CHP'de Şenel farkı

Sadi Seda yazdı

9 Kasım 2015 22:24
A
a
Sütiş Eskişehir
Doktor Muharrem Şenel Doktor Sosyal demokrat çevrenin sevdiği, saydığı bir isim. Hasta mı? Hasta bir CHP’li. Hani bir söz vardır. Genelde hepimiz söyleriz.

Örnek: “Damarımı kesseniz kanım siyah-kırmızı akar” diye.

İşte Muharrem Şenel’in de damarını kesseniz akan kanın tahlili yapılsa CHP’li çıkar. Devlet memuru olduğu yıllarda iktidardaki partinin yöneticilerinden korkmayarak CHP’nin arkasından koştu.

Cumhuriyet Halk Partisi’nden 2007’de 3’ncü, 2011’de 5’nci sıra milletvekili adayı yapıldı. 2007’de milletvekilliğine çok yakın gibi bakılıyordu. O seçimde CHP Eskişehir’den iki milletvekili çıkarınca sandıkta kaldı.

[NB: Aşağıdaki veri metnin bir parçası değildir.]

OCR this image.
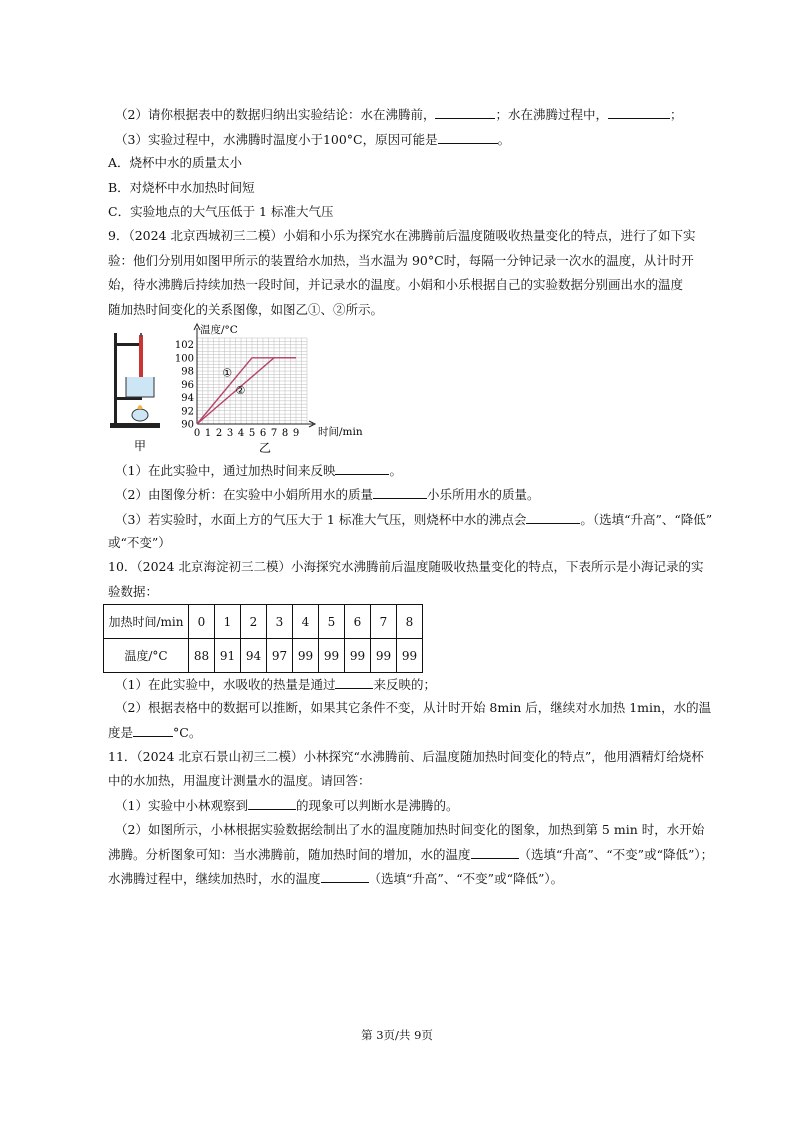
（2）请你根据表中的数据归纳出实验结论：水在沸腾前，	；水在沸腾过程中，	；
（3）实验过程中，水沸腾时温度小于100°C，原因可能是	。
A．烧杯中水的质量太小
B．对烧杯中水加热时间短
C．实验地点的大气压低于 1 标准大气压
9．（2024 北京西城初三二模）小娟和小乐为探究水在沸腾前后温度随吸收热量变化的特点，进行了如下实
验：他们分别用如图甲所示的装置给水加热，当水温为 90°C时，每隔一分钟记录一次水的温度，从计时开
始，待水沸腾后持续加热一段时间，并记录水的温度。小娟和小乐根据自己的实验数据分别画出水的温度
随加热时间变化的关系图像，如图乙①、②所示。
甲
温度/°C
时间/min
90
92
94
96
98
100
102
0 1 2 3 4 5 6 7 8 9
①
②
乙
（1）在此实验中，通过加热时间来反映	。
（2）由图像分析：在实验中小娟所用水的质量	小乐所用水的质量。
（3）若实验时，水面上方的气压大于 1 标准大气压，则烧杯中水的沸点会	。（选填“升高”、“降低”
或“不变”）
10．（2024 北京海淀初三二模）小海探究水沸腾前后温度随吸收热量变化的特点，下表所示是小海记录的实
验数据：
加热时间/min	0	1	2	3	4	5	6	7	8
温度/°C	88	91	94	97	99	99	99	99	99
（1）在此实验中，水吸收的热量是通过	来反映的；
（2）根据表格中的数据可以推断，如果其它条件不变，从计时开始 8min 后，继续对水加热 1min，水的温
度是	°C。
11．（2024 北京石景山初三二模）小林探究“水沸腾前、后温度随加热时间变化的特点”，他用酒精灯给烧杯
中的水加热，用温度计测量水的温度。请回答：
（1）实验中小林观察到	的现象可以判断水是沸腾的。
（2）如图所示，小林根据实验数据绘制出了水的温度随加热时间变化的图象，加热到第 5 min 时，水开始
沸腾。分析图象可知：当水沸腾前，随加热时间的增加，水的温度	（选填“升高”、“不变”或“降低”）；
水沸腾过程中，继续加热时，水的温度	（选填“升高”、“不变”或“降低”）。
第 3页/共 9页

7 Haziran 2015 seçimleri öncesi de çalıştığı kurum olan Yunus Emre Devlet Hastanesi’nden milletvekili aday adayı olmak üzere istifa etti.

Listeler belli olduğunda 6 milletvekili adayının arasında olmadığını öğrenince CHP’den istifa ederek, başta Alevi oyları olmak üzere 'tepki oyları alabilirim” düşüncesiyle bağımsız milletvekili adayı oldu.

“CHP’nin oylarını bölmek için mi bağımsız aday oldunuz?” diye sorulduğunda, ” Milletvekili aday listesini belirlerken genel merkez birilerinin etkisi altında kaldı. Ben de buna tepkimi partimden istifa ederek bağımsız aday olmakla koydum” demişti.

Seçimlerde 906 oy aldı. Aşiret olan Şenel, bu oyların büyük çoğunluğunu kendi akrabaları ile yakın çevresinden aldı.

7 Haziran seçimlerinin üzerinden yaklaşık iki ay geçti. Muharrem Şenel, istifa ettiği CHP’ye yeniden üye olmak için İl Başkanlığına giderek üyelik formunu doldurdu. 1 Kasım seçimlerine kadar Genel Merkez üyeliğini onamadı. Muharrem Şenel buna rağmen milletvekili adaylarının davet etmemeleri de kırılmayarak, herhangi bir kasıt aramadan  seçim ziyaretlerine katıldı, milletvekili adaylarının yanlarında göründü.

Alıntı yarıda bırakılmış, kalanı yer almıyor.